The future of the planned "Water Magic" attraction off the Pigeon Forge Parkway will be changing, according to the project's developer.
John Joslyn told 10News the economy has forced him to change plans on the $40 million project, saying he believes it cannot support "stand alone" projects.
"I figure a year and half of 'It's going to happen' is long enough," said Dee Gallon, the owner of Memories Theater. "My people weren't exactly happy, and this place sat empty," she added. The Elvis-based attraction was one of three buildings on the proposed project site forced to vacate, shortly after the 2010 announcement.
However, Memories plans to reopen in its original building on October 4.
"We like challenges... we don't mind them," Gallon said, as she began moving back to her original property Tuesday. She said until Joslyn has plans set, the show will go on at Memories.
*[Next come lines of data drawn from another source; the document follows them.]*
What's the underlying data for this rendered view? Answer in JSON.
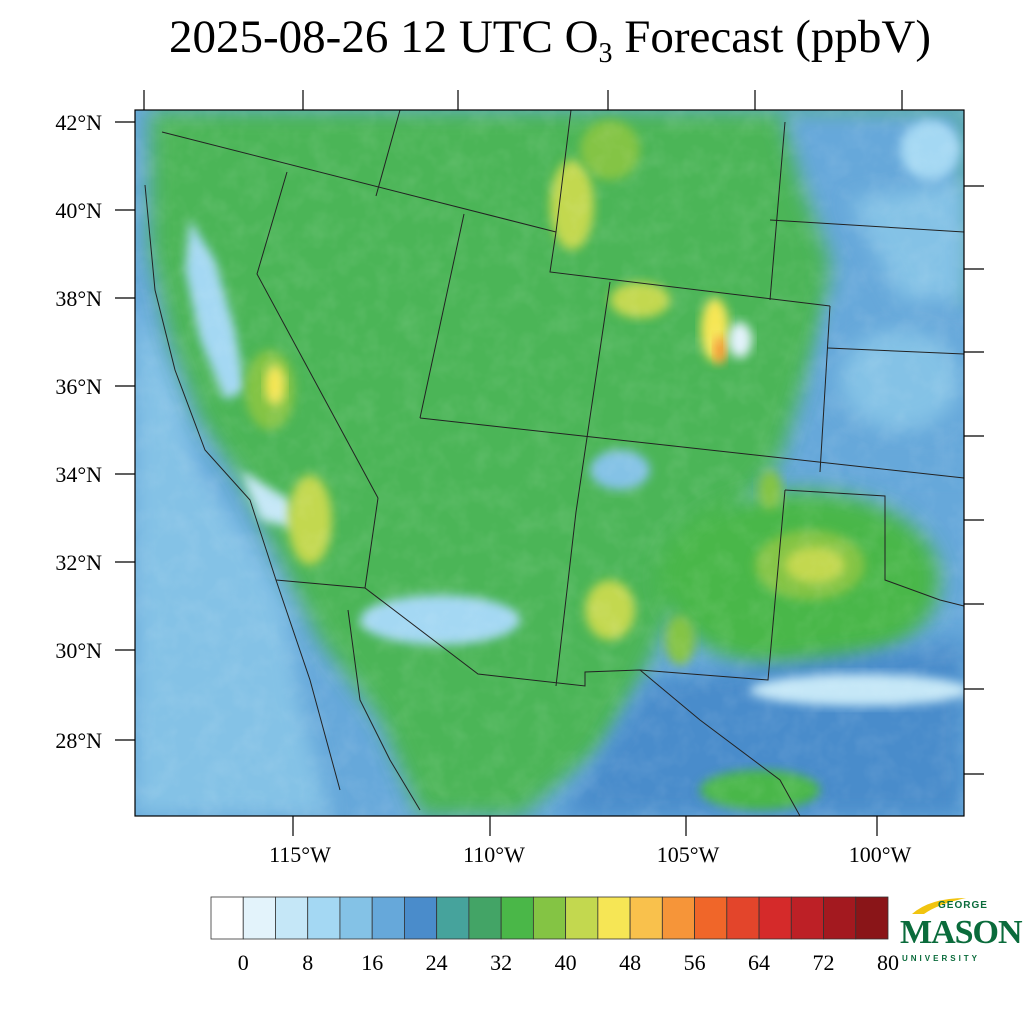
{
  "title": {
    "prefix": "2025-08-26 12 UTC O",
    "subscript": "3",
    "suffix": " Forecast (ppbV)"
  },
  "map": {
    "lat_labels": [
      "42°N",
      "40°N",
      "38°N",
      "36°N",
      "34°N",
      "32°N",
      "30°N",
      "28°N"
    ],
    "lon_labels": [
      "115°W",
      "110°W",
      "105°W",
      "100°W"
    ],
    "domain_lat_range": [
      26.4,
      42.3
    ],
    "domain_lon_range": [
      -119.3,
      -98.0
    ]
  },
  "colorbar": {
    "colors": [
      "#ffffff",
      "#e3f3fb",
      "#c5e7f7",
      "#a4d8f3",
      "#84c2e6",
      "#66a8da",
      "#4a8ccb",
      "#46a39c",
      "#43a466",
      "#4ab748",
      "#84c444",
      "#c3d84f",
      "#f6e655",
      "#f9c14c",
      "#f69539",
      "#f06629",
      "#e3452b",
      "#d52a2a",
      "#bd2026",
      "#a3191f",
      "#8a1518"
    ],
    "tick_labels": [
      "0",
      "8",
      "16",
      "24",
      "32",
      "40",
      "48",
      "56",
      "64",
      "72",
      "80"
    ],
    "units": "ppbV",
    "range": [
      0,
      84
    ],
    "interval": 4
  },
  "logo": {
    "line1": "GEORGE",
    "line2": "MASON",
    "line3": "UNIVERSITY",
    "color": "#0a6b3b",
    "accent": "#f1c40f"
  }
}
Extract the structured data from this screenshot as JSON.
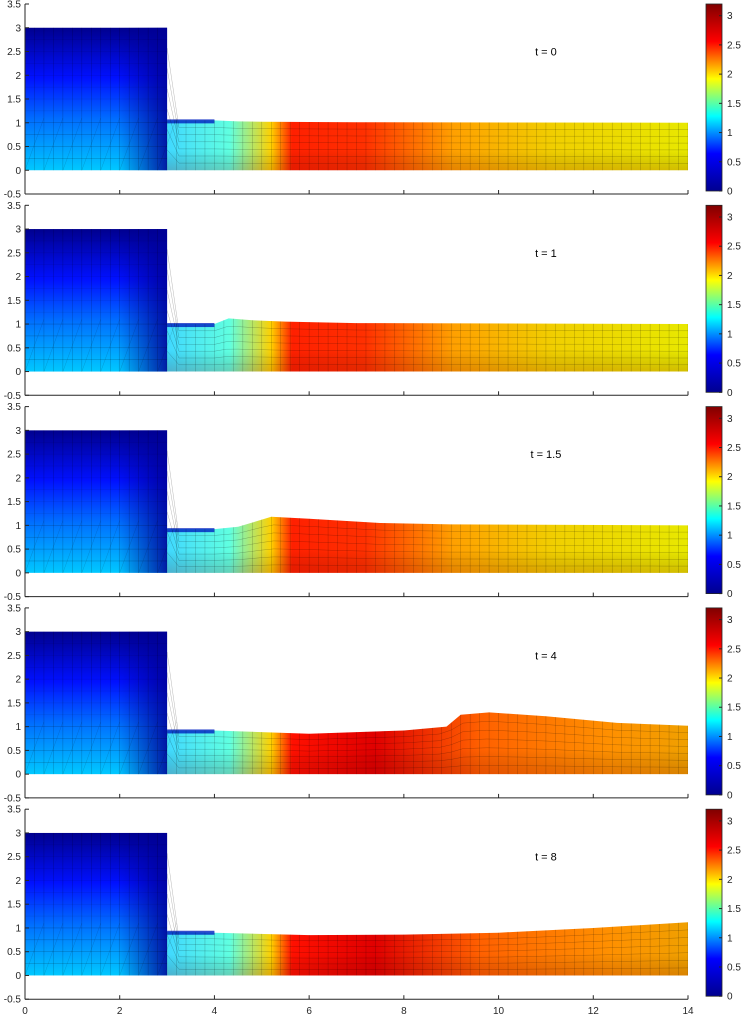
{
  "colors": {
    "jet_stops": [
      "#00008f",
      "#0000ff",
      "#00ffff",
      "#ffff00",
      "#ff0000",
      "#800000"
    ],
    "axis": "#262626"
  },
  "chart_data": {
    "type": "heatmap",
    "description_type": "stacked 2D colored mesh panels with colorbars",
    "shared_x": {
      "lim": [
        0,
        14
      ],
      "ticks": [
        0,
        2,
        4,
        6,
        8,
        10,
        12,
        14
      ],
      "tick_labels": [
        "0",
        "2",
        "4",
        "6",
        "8",
        "10",
        "12",
        "14"
      ]
    },
    "y_axis": {
      "lim": [
        -0.5,
        3.5
      ],
      "ticks": [
        -0.5,
        0,
        0.5,
        1,
        1.5,
        2,
        2.5,
        3,
        3.5
      ],
      "tick_labels": [
        "-0.5",
        "0",
        "0.5",
        "1",
        "1.5",
        "2",
        "2.5",
        "3",
        "3.5"
      ]
    },
    "colorbar": {
      "colormap": "jet",
      "lim": [
        0,
        3.2
      ],
      "ticks": [
        0,
        0.5,
        1,
        1.5,
        2,
        2.5,
        3
      ],
      "tick_labels": [
        "0",
        "0.5",
        "1",
        "1.5",
        "2",
        "2.5",
        "3"
      ]
    },
    "grid": false,
    "panels": [
      {
        "label": "t = 0",
        "reservoir": {
          "x": [
            0,
            3
          ],
          "height": 3.0
        },
        "step_height": 1.05,
        "surface": [
          [
            3,
            1.05
          ],
          [
            4,
            1.05
          ],
          [
            4.5,
            1.03
          ],
          [
            5,
            1.02
          ],
          [
            7,
            1.01
          ],
          [
            14,
            1.0
          ]
        ],
        "max_value": 3.0
      },
      {
        "label": "t = 1",
        "reservoir": {
          "x": [
            0,
            3
          ],
          "height": 3.0
        },
        "step_height": 1.0,
        "surface": [
          [
            3,
            1.0
          ],
          [
            4,
            1.0
          ],
          [
            4.3,
            1.12
          ],
          [
            4.8,
            1.08
          ],
          [
            5.5,
            1.05
          ],
          [
            7,
            1.02
          ],
          [
            14,
            1.0
          ]
        ],
        "max_value": 3.1
      },
      {
        "label": "t = 1.5",
        "reservoir": {
          "x": [
            0,
            3
          ],
          "height": 3.0
        },
        "step_height": 0.92,
        "surface": [
          [
            3,
            0.92
          ],
          [
            4,
            0.92
          ],
          [
            4.5,
            0.97
          ],
          [
            5.2,
            1.18
          ],
          [
            6,
            1.14
          ],
          [
            7.5,
            1.05
          ],
          [
            9,
            1.02
          ],
          [
            14,
            1.0
          ]
        ],
        "max_value": 3.2
      },
      {
        "label": "t = 4",
        "reservoir": {
          "x": [
            0,
            3
          ],
          "height": 3.0
        },
        "step_height": 0.92,
        "surface": [
          [
            3,
            0.92
          ],
          [
            4,
            0.92
          ],
          [
            6,
            0.85
          ],
          [
            8,
            0.92
          ],
          [
            8.9,
            1.0
          ],
          [
            9.2,
            1.25
          ],
          [
            9.8,
            1.3
          ],
          [
            11,
            1.22
          ],
          [
            12.5,
            1.08
          ],
          [
            14,
            1.02
          ]
        ],
        "max_value": 3.2
      },
      {
        "label": "t = 8",
        "reservoir": {
          "x": [
            0,
            3
          ],
          "height": 3.0
        },
        "step_height": 0.92,
        "surface": [
          [
            3,
            0.92
          ],
          [
            4,
            0.9
          ],
          [
            6,
            0.85
          ],
          [
            8,
            0.86
          ],
          [
            10,
            0.9
          ],
          [
            12,
            1.0
          ],
          [
            14,
            1.12
          ]
        ],
        "max_value": 3.2
      }
    ]
  }
}
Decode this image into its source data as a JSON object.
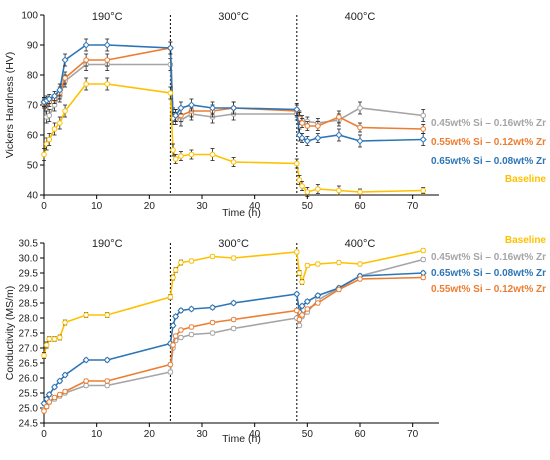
{
  "chart_data": [
    {
      "type": "line",
      "title": "",
      "xlabel": "Time (h)",
      "ylabel": "Vickers Hardness (HV)",
      "xlim": [
        0,
        75
      ],
      "ylim": [
        40,
        100
      ],
      "xticks": [
        0,
        10,
        20,
        30,
        40,
        50,
        60,
        70
      ],
      "yticks": [
        40,
        50,
        60,
        70,
        80,
        90,
        100
      ],
      "grid": false,
      "legend_position": "right",
      "dividers": [
        24,
        48
      ],
      "temperature_labels": [
        {
          "text": "190°C",
          "x": 12
        },
        {
          "text": "300°C",
          "x": 36
        },
        {
          "text": "400°C",
          "x": 60
        }
      ],
      "series": [
        {
          "name": "0.45wt% Si – 0.16wt% Zr",
          "color": "#a5a5a5",
          "marker": "circle",
          "x": [
            0,
            0.5,
            1,
            2,
            3,
            4,
            8,
            12,
            24,
            24.5,
            25,
            26,
            28,
            32,
            36,
            48,
            48.5,
            49,
            50,
            52,
            56,
            60,
            72
          ],
          "y": [
            71,
            66,
            66.5,
            70,
            73,
            78,
            83.5,
            83.5,
            83.5,
            67,
            66.5,
            65,
            67,
            66,
            67,
            67,
            66,
            65,
            64.5,
            64,
            65,
            69,
            66.5
          ],
          "err": [
            1.5,
            2,
            2,
            2,
            2,
            2,
            2,
            2,
            2,
            2,
            2,
            2,
            2,
            2,
            2,
            2,
            2,
            1.5,
            1.5,
            1.5,
            2,
            2,
            2
          ]
        },
        {
          "name": "0.55wt% Si – 0.12wt% Zr",
          "color": "#ed7d31",
          "marker": "circle",
          "x": [
            0,
            0.5,
            1,
            2,
            3,
            4,
            8,
            12,
            24,
            24.5,
            25,
            26,
            28,
            32,
            36,
            48,
            48.5,
            49,
            50,
            52,
            56,
            60,
            72
          ],
          "y": [
            70.5,
            70.5,
            71,
            72,
            74,
            79,
            85,
            85,
            89,
            67,
            65.5,
            66.5,
            68,
            68,
            69,
            68,
            65.5,
            64,
            63,
            63,
            66,
            62.5,
            62
          ],
          "err": [
            1.5,
            1.5,
            1.5,
            1.5,
            2,
            2,
            2,
            2,
            2,
            2,
            2,
            2,
            2,
            2,
            2,
            2,
            2,
            1.5,
            1.5,
            1.5,
            2,
            1.5,
            1.5
          ]
        },
        {
          "name": "0.65wt% Si – 0.08wt% Zr",
          "color": "#2e75b6",
          "marker": "diamond",
          "x": [
            0,
            0.5,
            1,
            2,
            3,
            4,
            8,
            12,
            24,
            24.5,
            25,
            26,
            28,
            32,
            36,
            48,
            48.5,
            49,
            50,
            52,
            56,
            60,
            72
          ],
          "y": [
            71,
            71.5,
            72,
            73,
            75,
            85,
            90,
            90,
            89,
            65.5,
            66.5,
            69,
            70,
            69,
            69,
            68.5,
            60,
            59,
            58,
            59,
            60,
            58,
            58.5
          ],
          "err": [
            1.5,
            1.5,
            1.5,
            1.5,
            2,
            2,
            2,
            2,
            2,
            2,
            2,
            2,
            2,
            2,
            2,
            2,
            2,
            1.5,
            1.5,
            1.5,
            2,
            2,
            2
          ]
        },
        {
          "name": "Baseline",
          "color": "#ffc000",
          "marker": "circle",
          "x": [
            0,
            0.5,
            1,
            2,
            3,
            4,
            8,
            12,
            24,
            24.5,
            25,
            26,
            28,
            32,
            36,
            48,
            48.5,
            49,
            50,
            52,
            56,
            60,
            72
          ],
          "y": [
            53.5,
            57,
            58.5,
            62,
            64,
            68,
            77,
            77,
            74,
            55,
            52,
            53,
            53.5,
            53.5,
            51,
            50.5,
            45,
            43,
            41,
            42,
            41.5,
            41,
            41.5
          ],
          "err": [
            2,
            2,
            2,
            2,
            2,
            2,
            2,
            2,
            2,
            2,
            1.5,
            1.5,
            1.5,
            2,
            1.5,
            1.5,
            1.5,
            1.5,
            1.5,
            1.5,
            1.5,
            1,
            1
          ]
        }
      ]
    },
    {
      "type": "line",
      "title": "",
      "xlabel": "Time (h)",
      "ylabel": "Conductivity (MS/m)",
      "xlim": [
        0,
        75
      ],
      "ylim": [
        24.5,
        30.5
      ],
      "xticks": [
        0,
        10,
        20,
        30,
        40,
        50,
        60,
        70
      ],
      "yticks": [
        24.5,
        25.0,
        25.5,
        26.0,
        26.5,
        27.0,
        27.5,
        28.0,
        28.5,
        29.0,
        29.5,
        30.0,
        30.5
      ],
      "grid": false,
      "legend_position": "right",
      "dividers": [
        24,
        48
      ],
      "temperature_labels": [
        {
          "text": "190°C",
          "x": 12
        },
        {
          "text": "300°C",
          "x": 36
        },
        {
          "text": "400°C",
          "x": 60
        }
      ],
      "series": [
        {
          "name": "Baseline",
          "color": "#ffc000",
          "marker": "circle",
          "x": [
            0,
            0.5,
            1,
            2,
            3,
            4,
            8,
            12,
            24,
            24.5,
            25,
            26,
            28,
            32,
            36,
            48,
            48.5,
            49,
            50,
            52,
            56,
            60,
            72
          ],
          "y": [
            26.75,
            27.1,
            27.3,
            27.3,
            27.35,
            27.85,
            28.1,
            28.1,
            28.7,
            29.35,
            29.6,
            29.85,
            29.9,
            30.05,
            30.0,
            30.2,
            29.5,
            29.2,
            29.75,
            29.8,
            29.85,
            29.8,
            30.25
          ],
          "err": [
            0.1,
            0.1,
            0.08,
            0.08,
            0.08,
            0.08,
            0.08,
            0.08,
            0.08,
            0.08,
            0.08,
            0.08,
            0.06,
            0.06,
            0.06,
            0.06,
            0.08,
            0.08,
            0.06,
            0.06,
            0.06,
            0.06,
            0.06
          ]
        },
        {
          "name": "0.45wt% Si – 0.16wt% Zr",
          "color": "#a5a5a5",
          "marker": "circle",
          "x": [
            0,
            0.5,
            1,
            2,
            3,
            4,
            8,
            12,
            24,
            24.5,
            25,
            26,
            28,
            32,
            36,
            48,
            48.5,
            49,
            50,
            52,
            56,
            60,
            72
          ],
          "y": [
            24.95,
            25.05,
            25.2,
            25.3,
            25.4,
            25.5,
            25.75,
            25.75,
            26.2,
            27.0,
            27.25,
            27.35,
            27.45,
            27.5,
            27.65,
            28.0,
            27.75,
            28.05,
            28.2,
            28.6,
            29.0,
            29.4,
            29.95
          ],
          "err": [
            0.06,
            0.06,
            0.06,
            0.06,
            0.06,
            0.06,
            0.06,
            0.06,
            0.06,
            0.06,
            0.06,
            0.06,
            0.06,
            0.06,
            0.06,
            0.06,
            0.06,
            0.06,
            0.06,
            0.06,
            0.06,
            0.06,
            0.06
          ]
        },
        {
          "name": "0.65wt% Si – 0.08wt% Zr",
          "color": "#2e75b6",
          "marker": "diamond",
          "x": [
            0,
            0.5,
            1,
            2,
            3,
            4,
            8,
            12,
            24,
            24.5,
            25,
            26,
            28,
            32,
            36,
            48,
            48.5,
            49,
            50,
            52,
            56,
            60,
            72
          ],
          "y": [
            25.15,
            25.3,
            25.45,
            25.7,
            25.9,
            26.1,
            26.6,
            26.6,
            27.15,
            27.75,
            28.05,
            28.25,
            28.3,
            28.35,
            28.5,
            28.8,
            28.2,
            28.4,
            28.55,
            28.75,
            29.0,
            29.4,
            29.5
          ],
          "err": [
            0.06,
            0.06,
            0.06,
            0.06,
            0.06,
            0.06,
            0.06,
            0.06,
            0.06,
            0.06,
            0.06,
            0.06,
            0.06,
            0.06,
            0.06,
            0.06,
            0.06,
            0.06,
            0.06,
            0.06,
            0.06,
            0.06,
            0.06
          ]
        },
        {
          "name": "0.55wt% Si – 0.12wt% Zr",
          "color": "#ed7d31",
          "marker": "circle",
          "x": [
            0,
            0.5,
            1,
            2,
            3,
            4,
            8,
            12,
            24,
            24.5,
            25,
            26,
            28,
            32,
            36,
            48,
            48.5,
            49,
            50,
            52,
            56,
            60,
            72
          ],
          "y": [
            24.9,
            25.05,
            25.2,
            25.35,
            25.45,
            25.55,
            25.9,
            25.9,
            26.45,
            27.1,
            27.4,
            27.6,
            27.7,
            27.85,
            27.95,
            28.25,
            27.95,
            28.1,
            28.3,
            28.5,
            28.95,
            29.3,
            29.35
          ],
          "err": [
            0.06,
            0.06,
            0.06,
            0.06,
            0.06,
            0.06,
            0.06,
            0.06,
            0.06,
            0.06,
            0.06,
            0.06,
            0.06,
            0.06,
            0.06,
            0.06,
            0.06,
            0.06,
            0.06,
            0.06,
            0.06,
            0.06,
            0.06
          ]
        }
      ]
    }
  ]
}
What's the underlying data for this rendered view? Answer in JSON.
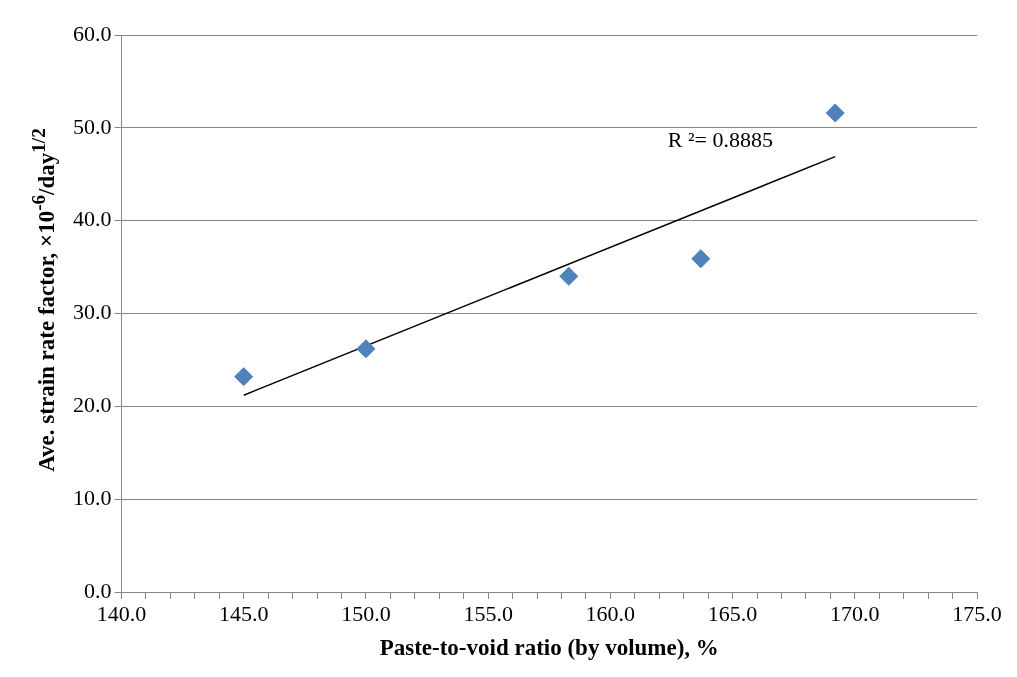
{
  "chart_data": {
    "type": "scatter",
    "xlabel": "Paste-to-void ratio (by volume), %",
    "ylabel": "Ave. strain rate factor, ×10$^{-6}$/day$^{1/2}$",
    "x": [
      145.0,
      150.0,
      158.3,
      163.7,
      169.2
    ],
    "series": [
      {
        "color": "#4f81bd",
        "values": [
          23.2,
          26.2,
          34.0,
          35.9,
          51.6
        ],
        "marker": "diamond"
      },
      {
        "type": "line",
        "x": [
          145.0,
          169.2
        ],
        "values": [
          21.2,
          46.9
        ],
        "color": "#000000",
        "marker": "none"
      }
    ],
    "xlim": [
      140,
      175
    ],
    "xticks": [
      {
        "value": 140,
        "label": "140.0"
      },
      {
        "value": 141,
        "label": null
      },
      {
        "value": 142,
        "label": null
      },
      {
        "value": 143,
        "label": null
      },
      {
        "value": 144,
        "label": null
      },
      {
        "value": 145,
        "label": "145.0"
      },
      {
        "value": 146,
        "label": null
      },
      {
        "value": 147,
        "label": null
      },
      {
        "value": 148,
        "label": null
      },
      {
        "value": 149,
        "label": null
      },
      {
        "value": 150,
        "label": "150.0"
      },
      {
        "value": 151,
        "label": null
      },
      {
        "value": 152,
        "label": null
      },
      {
        "value": 153,
        "label": null
      },
      {
        "value": 154,
        "label": null
      },
      {
        "value": 155,
        "label": "155.0"
      },
      {
        "value": 156,
        "label": null
      },
      {
        "value": 157,
        "label": null
      },
      {
        "value": 158,
        "label": null
      },
      {
        "value": 159,
        "label": null
      },
      {
        "value": 160,
        "label": "160.0"
      },
      {
        "value": 161,
        "label": null
      },
      {
        "value": 162,
        "label": null
      },
      {
        "value": 163,
        "label": null
      },
      {
        "value": 164,
        "label": null
      },
      {
        "value": 165,
        "label": "165.0"
      },
      {
        "value": 166,
        "label": null
      },
      {
        "value": 167,
        "label": null
      },
      {
        "value": 168,
        "label": null
      },
      {
        "value": 169,
        "label": null
      },
      {
        "value": 170,
        "label": "170.0"
      },
      {
        "value": 171,
        "label": null
      },
      {
        "value": 172,
        "label": null
      },
      {
        "value": 173,
        "label": null
      },
      {
        "value": 174,
        "label": null
      },
      {
        "value": 175,
        "label": "175.0"
      }
    ],
    "ylim": [
      0,
      60
    ],
    "yticks": [
      {
        "value": 0,
        "label": "0.0"
      },
      {
        "value": 10,
        "label": "10.0"
      },
      {
        "value": 20,
        "label": "20.0"
      },
      {
        "value": 30,
        "label": "30.0"
      },
      {
        "value": 40,
        "label": "40.0"
      },
      {
        "value": 50,
        "label": "50.0"
      },
      {
        "value": 60,
        "label": "60.0"
      }
    ],
    "grid": "y",
    "legend": false,
    "annotations": [
      "R ²= 0.8885"
    ]
  }
}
"Should it happen 2-3 years down the road, I'll be happy to talk to (Joslyn) again," Gallon said. "But I will not move one nail, one chair, one anything without a cashiers check in my hand."
However, despite the stall in construction, Pigeon Forge mayor David Wear said other attractions off the Parkway are moving forward.
"I do not think that's an indication of our economy here," Mayor Wear said. "For whatever reason, (Water Magic) might of not worked, (but) we have investors and things coming in."
Two examples are the Cap Ripken Experience and the Villages at Belle Island. However, he said Tuesday's news is not rare for the town.
"The Island is one that came to mind, the Belle Island project. In my mind that was strictly because of the economy and the downturn. That has also redeveloped and we're excited to see that pick up," Mayor Wear added.
That project is in the middle of construction at this time.
Meanwhile Joslyn told 10News the future of that plot of land where Memories theater, along with the former Kickin' Country and Magic, stands includes restaurants, retail space, a hotel and other attractions... including something similar to "Water Magic."
He said the earliest construction can begin is 6-to-8 months.